MFC takes on the school Scrooges!
Northstar Legal Center is ready to help schools defend Christmas.
December, 1995
Christmas is legal in public schools. that was the message at a State Capitol press conference held shortly before Thanksgiving by the Minnesota Family Council (MFC) and its new Northstar Legal Center for the Family and Constitutional Rights."Every year we hear numerous concerns raised by parents who have children in public schools where either the religious aspects of Christmas have been removed or the very holiday itself has been essentially banned from recognition by the school," explained MFC Legislative Director Darrell McKigney. "If Dickens' 'Scrooge' was a miserly old man, today's Scrooge might well be a politically correct school administrator or a liberal lawyer with a lawsuit in his pocket."
'Today's Scrooge might be a politically correct school administrator or a liberal lawyer with a lawsuit in his pocket.'
Complaints have ranged from controversies over Christmas carols, holiday celebration, and Christmas decorations, to the total exclusion of all religious aspects of the Christmas holiday.
"We believe much of this is the result of misunderstandings or lack of knowledge about the law surrounding the so-called 'separation of church and state,'" said Northstar Legal Center President Tom Prichard. "In other instances, schools are being intimidated by the fear of lawsuits, even when no grounds for a lawsuit exist.
To help school administrators stand up to that intimidation, Prichard announced that the Northstar Legal Center is ready to defend any public school that is sued for engaging in constitutionally permissible observances of Christmas.
In an effort to clear up misunderstandings about the place of Christmas in public schools, the Northstar Legal Center distributed a fact sheet showing that courts have upheld such seasonal practices as singing Christmas carols, exchanging Christmas cards, and decorating Christmas trees.

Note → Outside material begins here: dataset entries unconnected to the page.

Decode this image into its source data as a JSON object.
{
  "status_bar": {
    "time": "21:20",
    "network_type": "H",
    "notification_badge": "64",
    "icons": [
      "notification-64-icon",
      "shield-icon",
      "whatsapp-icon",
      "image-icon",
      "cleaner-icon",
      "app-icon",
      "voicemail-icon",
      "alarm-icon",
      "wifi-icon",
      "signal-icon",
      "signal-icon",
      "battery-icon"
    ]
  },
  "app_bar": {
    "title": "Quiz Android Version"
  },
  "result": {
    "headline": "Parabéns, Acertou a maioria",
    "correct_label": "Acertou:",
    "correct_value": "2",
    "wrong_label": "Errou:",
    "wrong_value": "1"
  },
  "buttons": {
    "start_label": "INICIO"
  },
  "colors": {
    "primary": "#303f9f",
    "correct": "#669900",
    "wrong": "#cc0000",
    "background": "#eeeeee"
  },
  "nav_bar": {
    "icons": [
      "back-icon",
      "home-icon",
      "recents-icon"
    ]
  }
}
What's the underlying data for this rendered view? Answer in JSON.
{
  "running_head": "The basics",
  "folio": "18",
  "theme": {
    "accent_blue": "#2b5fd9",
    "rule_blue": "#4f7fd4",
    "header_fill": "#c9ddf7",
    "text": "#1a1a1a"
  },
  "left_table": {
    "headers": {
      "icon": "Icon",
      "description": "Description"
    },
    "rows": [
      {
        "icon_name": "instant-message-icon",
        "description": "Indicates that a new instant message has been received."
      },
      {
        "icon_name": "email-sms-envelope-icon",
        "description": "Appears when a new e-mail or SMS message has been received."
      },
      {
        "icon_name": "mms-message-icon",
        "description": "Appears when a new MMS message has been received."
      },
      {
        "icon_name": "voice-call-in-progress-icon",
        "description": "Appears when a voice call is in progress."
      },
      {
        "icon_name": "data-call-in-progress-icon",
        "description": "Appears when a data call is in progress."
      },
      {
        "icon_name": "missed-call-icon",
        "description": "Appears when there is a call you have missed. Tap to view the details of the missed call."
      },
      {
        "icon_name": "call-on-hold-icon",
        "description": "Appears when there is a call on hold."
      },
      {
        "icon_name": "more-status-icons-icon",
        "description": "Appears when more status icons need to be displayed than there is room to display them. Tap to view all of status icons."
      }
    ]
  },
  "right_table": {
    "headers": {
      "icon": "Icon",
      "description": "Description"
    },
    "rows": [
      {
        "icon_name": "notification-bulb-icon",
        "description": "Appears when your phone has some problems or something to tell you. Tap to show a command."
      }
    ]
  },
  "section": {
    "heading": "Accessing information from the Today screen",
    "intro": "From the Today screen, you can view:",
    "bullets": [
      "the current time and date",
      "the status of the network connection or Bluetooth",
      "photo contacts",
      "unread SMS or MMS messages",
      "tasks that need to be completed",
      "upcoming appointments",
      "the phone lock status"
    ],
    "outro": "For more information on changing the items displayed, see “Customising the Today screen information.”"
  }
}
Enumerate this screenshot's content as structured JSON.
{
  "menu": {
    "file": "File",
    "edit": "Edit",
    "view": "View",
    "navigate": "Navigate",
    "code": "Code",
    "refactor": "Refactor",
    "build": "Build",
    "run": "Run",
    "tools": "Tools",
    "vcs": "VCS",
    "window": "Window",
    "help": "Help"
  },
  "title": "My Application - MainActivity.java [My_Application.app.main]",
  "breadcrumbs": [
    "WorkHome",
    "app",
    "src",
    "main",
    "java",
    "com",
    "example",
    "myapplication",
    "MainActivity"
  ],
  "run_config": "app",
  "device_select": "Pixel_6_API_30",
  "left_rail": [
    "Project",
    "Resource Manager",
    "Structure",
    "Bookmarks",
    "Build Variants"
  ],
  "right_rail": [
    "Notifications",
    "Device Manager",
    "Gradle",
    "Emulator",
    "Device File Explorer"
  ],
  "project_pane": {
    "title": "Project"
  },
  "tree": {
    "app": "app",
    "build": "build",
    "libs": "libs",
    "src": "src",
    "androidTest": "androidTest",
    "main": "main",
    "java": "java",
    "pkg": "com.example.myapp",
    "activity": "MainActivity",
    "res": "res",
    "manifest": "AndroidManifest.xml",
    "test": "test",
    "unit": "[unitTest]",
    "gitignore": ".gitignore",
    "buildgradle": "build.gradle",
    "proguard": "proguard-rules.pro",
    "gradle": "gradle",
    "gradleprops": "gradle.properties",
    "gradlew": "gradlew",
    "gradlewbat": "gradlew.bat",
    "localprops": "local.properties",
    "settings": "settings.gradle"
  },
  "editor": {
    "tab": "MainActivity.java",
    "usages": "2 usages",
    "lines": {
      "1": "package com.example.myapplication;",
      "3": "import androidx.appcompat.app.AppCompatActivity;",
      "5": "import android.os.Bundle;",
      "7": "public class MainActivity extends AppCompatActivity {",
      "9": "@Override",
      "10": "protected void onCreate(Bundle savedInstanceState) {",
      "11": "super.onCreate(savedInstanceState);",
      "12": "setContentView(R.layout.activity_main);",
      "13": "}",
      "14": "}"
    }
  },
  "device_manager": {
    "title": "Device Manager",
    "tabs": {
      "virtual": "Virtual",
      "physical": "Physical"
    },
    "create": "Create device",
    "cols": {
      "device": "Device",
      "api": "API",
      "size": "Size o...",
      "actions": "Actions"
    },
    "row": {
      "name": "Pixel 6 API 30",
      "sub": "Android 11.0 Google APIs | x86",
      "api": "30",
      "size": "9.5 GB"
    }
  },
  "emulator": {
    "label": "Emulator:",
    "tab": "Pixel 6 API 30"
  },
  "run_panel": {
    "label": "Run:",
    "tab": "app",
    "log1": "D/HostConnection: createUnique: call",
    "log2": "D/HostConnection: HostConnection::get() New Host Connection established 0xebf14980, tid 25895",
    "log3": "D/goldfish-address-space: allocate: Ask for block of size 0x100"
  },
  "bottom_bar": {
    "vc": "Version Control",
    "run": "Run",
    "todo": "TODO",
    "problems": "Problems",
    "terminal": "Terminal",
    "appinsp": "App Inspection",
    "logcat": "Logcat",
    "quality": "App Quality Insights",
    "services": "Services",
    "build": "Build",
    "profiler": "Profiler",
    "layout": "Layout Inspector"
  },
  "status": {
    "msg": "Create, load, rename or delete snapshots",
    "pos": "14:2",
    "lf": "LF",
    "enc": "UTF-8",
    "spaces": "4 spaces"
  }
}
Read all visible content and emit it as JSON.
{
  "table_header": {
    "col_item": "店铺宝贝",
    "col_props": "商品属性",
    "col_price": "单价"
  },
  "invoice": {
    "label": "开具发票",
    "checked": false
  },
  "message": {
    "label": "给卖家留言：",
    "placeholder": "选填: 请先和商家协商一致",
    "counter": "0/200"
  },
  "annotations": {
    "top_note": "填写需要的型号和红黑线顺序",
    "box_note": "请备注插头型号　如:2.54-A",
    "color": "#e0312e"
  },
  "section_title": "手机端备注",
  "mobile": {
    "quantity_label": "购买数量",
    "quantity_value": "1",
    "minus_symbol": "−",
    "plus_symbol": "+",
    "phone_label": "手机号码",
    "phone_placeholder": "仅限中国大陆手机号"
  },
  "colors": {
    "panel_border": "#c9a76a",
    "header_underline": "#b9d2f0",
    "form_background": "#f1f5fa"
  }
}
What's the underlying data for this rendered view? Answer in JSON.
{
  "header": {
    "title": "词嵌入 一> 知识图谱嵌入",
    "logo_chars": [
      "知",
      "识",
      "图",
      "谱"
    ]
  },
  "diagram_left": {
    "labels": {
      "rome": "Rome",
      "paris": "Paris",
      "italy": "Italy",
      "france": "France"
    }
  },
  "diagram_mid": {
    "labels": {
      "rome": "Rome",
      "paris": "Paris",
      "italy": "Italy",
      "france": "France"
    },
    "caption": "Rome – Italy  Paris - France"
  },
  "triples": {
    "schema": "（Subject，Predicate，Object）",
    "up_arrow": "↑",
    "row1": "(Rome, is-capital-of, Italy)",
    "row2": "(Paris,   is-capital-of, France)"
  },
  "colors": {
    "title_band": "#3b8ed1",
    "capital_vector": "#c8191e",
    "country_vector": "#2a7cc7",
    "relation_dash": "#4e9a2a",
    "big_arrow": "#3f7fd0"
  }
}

School administrators are not required to permit observances of Christmas, but they are not prevented from doing so either, explained Prichard, who added that administrators who choose to ban Christmas from public schools should not hide behind claims that they are required to do so.
Noting that some schools call their Christmas vacation "winter break," Prichard said that ignoring the surrounding culture diminishes a school's credibility. "You're diminishing their education by artificially separating what they're learning in an educational setting from what their culture is about," he said.
This year's most notorious Christmas-related school situation is in St. Cloud, where the school board banned Christmas trees as decorations. Superintendent Bruce Thomas said the policy is based on legal advice, but the decision has angered parents. One school board member said she was defeated for reelection partly because of her support for the policy.
McKigney said, "This should give us all an insight to why vouchers are such a popular idea. A lot of parents are saying, 'Why can we have condoms in our school and we can't have a Christmas tree?'"
There is a danger that school holiday celebrations will emphasize only Christmas and will ignore other cultural traditions, acknowledged McKigney. "Real diversity is to take those people who are being excluded and have them included," he said. "Put the menorah next to the creche. But the PC crowd is going the other way and saying that if other traditions are being ignored, let's also get rid of Christmas."
he added, "Any other time we teach about culture in our schools we expose people to the culture. We wring our hands constantly about the fact that people have lost the meaning of Christmas and that it's so commercialized.
"But the school definition of Christmas excludes the very meaning of it. What is the great danger here? That kids are going to start hearing about peace, joy and good will toward men? Is that the danger?"